Giving Through an IRA
Floyd Litz is a fitness enthusiast, devotee of the mission of Presbyterian Senior Living, a generous donor – and a prudent fiscal manager. He pays careful attention to his funds to maximize their benefit to charity and at the same time meet his current and future needs.
When the time came to begin fulfilling his generous pledge to support the new Fitness and Aquatic Center at Kirkland Village in Bethlehem, Floyd researched various giving options. He wanted the organization to have immediate access to funds to complete the capital project, so a deferred gift was out.
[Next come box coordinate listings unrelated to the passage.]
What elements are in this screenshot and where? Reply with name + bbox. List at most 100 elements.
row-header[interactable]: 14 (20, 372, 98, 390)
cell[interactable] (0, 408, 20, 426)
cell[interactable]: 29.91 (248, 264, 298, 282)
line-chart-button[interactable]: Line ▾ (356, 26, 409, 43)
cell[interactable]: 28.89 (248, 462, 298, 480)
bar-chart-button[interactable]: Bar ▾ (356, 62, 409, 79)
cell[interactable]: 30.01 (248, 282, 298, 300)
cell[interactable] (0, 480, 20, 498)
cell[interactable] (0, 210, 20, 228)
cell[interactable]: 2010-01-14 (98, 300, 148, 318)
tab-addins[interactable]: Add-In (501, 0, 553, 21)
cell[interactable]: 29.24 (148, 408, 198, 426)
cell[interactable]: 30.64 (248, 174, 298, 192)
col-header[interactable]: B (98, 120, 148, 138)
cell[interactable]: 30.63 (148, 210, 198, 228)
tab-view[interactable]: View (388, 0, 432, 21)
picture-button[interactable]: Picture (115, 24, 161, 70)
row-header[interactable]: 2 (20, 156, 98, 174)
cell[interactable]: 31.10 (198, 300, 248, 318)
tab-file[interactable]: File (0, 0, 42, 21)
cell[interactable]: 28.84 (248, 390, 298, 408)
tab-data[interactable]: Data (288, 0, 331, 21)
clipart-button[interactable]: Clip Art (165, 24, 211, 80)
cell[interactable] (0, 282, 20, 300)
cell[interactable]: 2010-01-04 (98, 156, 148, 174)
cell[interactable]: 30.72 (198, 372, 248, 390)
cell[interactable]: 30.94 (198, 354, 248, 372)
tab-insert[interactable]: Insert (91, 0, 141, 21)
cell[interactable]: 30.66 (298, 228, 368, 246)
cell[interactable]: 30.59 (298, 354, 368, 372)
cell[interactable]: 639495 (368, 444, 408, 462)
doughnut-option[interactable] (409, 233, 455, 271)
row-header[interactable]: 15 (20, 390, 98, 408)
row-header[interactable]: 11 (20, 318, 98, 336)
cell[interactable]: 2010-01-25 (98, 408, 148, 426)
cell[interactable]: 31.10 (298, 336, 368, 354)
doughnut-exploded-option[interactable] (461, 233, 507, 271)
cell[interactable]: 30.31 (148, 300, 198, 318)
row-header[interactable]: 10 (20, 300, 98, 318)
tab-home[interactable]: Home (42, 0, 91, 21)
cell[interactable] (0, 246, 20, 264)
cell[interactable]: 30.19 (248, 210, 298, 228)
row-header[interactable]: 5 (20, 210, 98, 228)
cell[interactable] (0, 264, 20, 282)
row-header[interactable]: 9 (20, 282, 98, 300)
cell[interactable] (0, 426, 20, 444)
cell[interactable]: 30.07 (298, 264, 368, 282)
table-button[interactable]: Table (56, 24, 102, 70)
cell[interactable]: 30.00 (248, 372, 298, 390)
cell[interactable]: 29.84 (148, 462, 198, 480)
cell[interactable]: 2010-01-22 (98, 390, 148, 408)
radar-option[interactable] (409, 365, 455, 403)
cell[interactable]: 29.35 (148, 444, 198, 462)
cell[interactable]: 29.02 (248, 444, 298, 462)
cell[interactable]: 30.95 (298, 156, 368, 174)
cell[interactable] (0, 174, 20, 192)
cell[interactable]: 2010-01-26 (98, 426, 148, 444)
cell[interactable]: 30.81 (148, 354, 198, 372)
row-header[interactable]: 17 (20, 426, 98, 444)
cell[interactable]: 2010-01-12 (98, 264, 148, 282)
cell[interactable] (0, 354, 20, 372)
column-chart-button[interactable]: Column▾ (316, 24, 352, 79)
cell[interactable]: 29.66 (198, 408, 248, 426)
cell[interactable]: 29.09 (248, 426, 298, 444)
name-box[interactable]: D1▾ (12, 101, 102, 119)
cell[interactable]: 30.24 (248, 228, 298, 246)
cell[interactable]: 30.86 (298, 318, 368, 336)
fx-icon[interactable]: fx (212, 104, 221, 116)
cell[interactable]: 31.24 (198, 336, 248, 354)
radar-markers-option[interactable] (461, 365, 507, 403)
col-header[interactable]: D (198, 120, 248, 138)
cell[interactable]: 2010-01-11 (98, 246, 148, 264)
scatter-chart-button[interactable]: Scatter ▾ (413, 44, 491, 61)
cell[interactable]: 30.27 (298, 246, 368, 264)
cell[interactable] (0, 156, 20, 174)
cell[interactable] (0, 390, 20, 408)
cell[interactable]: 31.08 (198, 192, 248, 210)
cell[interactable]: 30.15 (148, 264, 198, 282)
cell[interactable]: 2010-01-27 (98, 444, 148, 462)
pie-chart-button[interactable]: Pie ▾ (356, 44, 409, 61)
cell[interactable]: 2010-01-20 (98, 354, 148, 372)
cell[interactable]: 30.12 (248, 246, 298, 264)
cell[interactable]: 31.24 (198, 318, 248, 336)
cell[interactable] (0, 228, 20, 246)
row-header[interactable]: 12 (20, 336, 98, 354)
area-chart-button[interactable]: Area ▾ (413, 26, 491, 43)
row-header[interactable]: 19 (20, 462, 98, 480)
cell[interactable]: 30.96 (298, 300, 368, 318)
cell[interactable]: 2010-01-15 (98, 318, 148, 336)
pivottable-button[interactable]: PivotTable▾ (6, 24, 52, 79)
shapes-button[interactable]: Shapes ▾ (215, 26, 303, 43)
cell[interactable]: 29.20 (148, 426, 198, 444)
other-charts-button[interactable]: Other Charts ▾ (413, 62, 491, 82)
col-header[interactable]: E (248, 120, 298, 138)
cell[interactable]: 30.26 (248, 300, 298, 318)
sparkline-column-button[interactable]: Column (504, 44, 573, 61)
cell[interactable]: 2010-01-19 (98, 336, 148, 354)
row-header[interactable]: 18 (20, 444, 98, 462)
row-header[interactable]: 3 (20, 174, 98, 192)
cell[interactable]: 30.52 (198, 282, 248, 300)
He preferred not to make an outright gift from current assets, wanting to preserve what he calls his ‘seed money’ for future uses.
For Floyd, making a gift by distribution from his IRA – the new giving option provided by the federal Pension Protection Act of 2006 – was the perfect choice. But since this was a brand-new giving opportunity, both for Floyd and his financial advisor, Floyd met with Rachel Osborn, Regional Director of Mission Support. She provided him with the information and documents to share with his advisor to make this truly a “turn-key” gift.”
As Floyd Litz can attest, taking advantage of this opportunity is simple! For more information and the necessary forms, please contact Presbyterian Senior Living Mission Support at 800-382-1385.
How does the Pension Protection Act work?
If you are 70 ½ or older, you may make a gift to a qualified charity using funds transferred directly from your IRA – without paying taxes on your distributions. The transfer generates neither taxable income nor a tax deduction. Prior to this legislation being enacted, if you wanted to use IRA funds for a charitable contribution, you had to withdraw the money from your IRA and then contribute it. The amount you withdrew was taxable and the deduction for the contribution may or may not have offset the tax.
Other important benefits of the IRA rollover provision are that charitable distributions count toward minimum required distributions, and you may transfer up to $100,000 per year directly from your IRA. The legislation currently expires on December 31, 2010, but permanent legislation is under consideration. Please contact us to take advantage of this opportunity.
Making charitable contributions from an IRA will be especially appropriate for you if:
- You are age 70 ½ or older
- You do not itemize deductions
- You are required to take distributions but do not need them for living expenses
- You live in a state that doesn’t allow charitable deductions
- You may lose some of your itemized deductions because of your income level, or
- You are not able to deduct all of your charitable contributions because of deduction limitations.
Here is an example. Suppose you want to contribute $10,000 to a Presbyterian Senior Living community, you have $700,000 in an IRA and will be required to withdrawal approximately $35,000 before the end of the year. You can authorize the trustee of your IRA to transfer $10,000 to the community and $25,000 to you. The $10,000 transfer will count toward your mandatory withdrawal of $35,000 and will not be subject to tax.
Some limitations apply to these non-taxable charitable distributions from an IRA:
- The maximum amount that can be rolled over annually is $100,000.
- Distributions must be made to a qualified non-profit institution such as Presbyterian Senior Living, Inc., Presbyterian Homes, Inc. or one of our communities. They cannot be made to a private foundation, supporting organizations or a donor advised fund.
- Gifts must be outright; they cannot be used to establish a gift annuity or to fund a charitable remainder trust.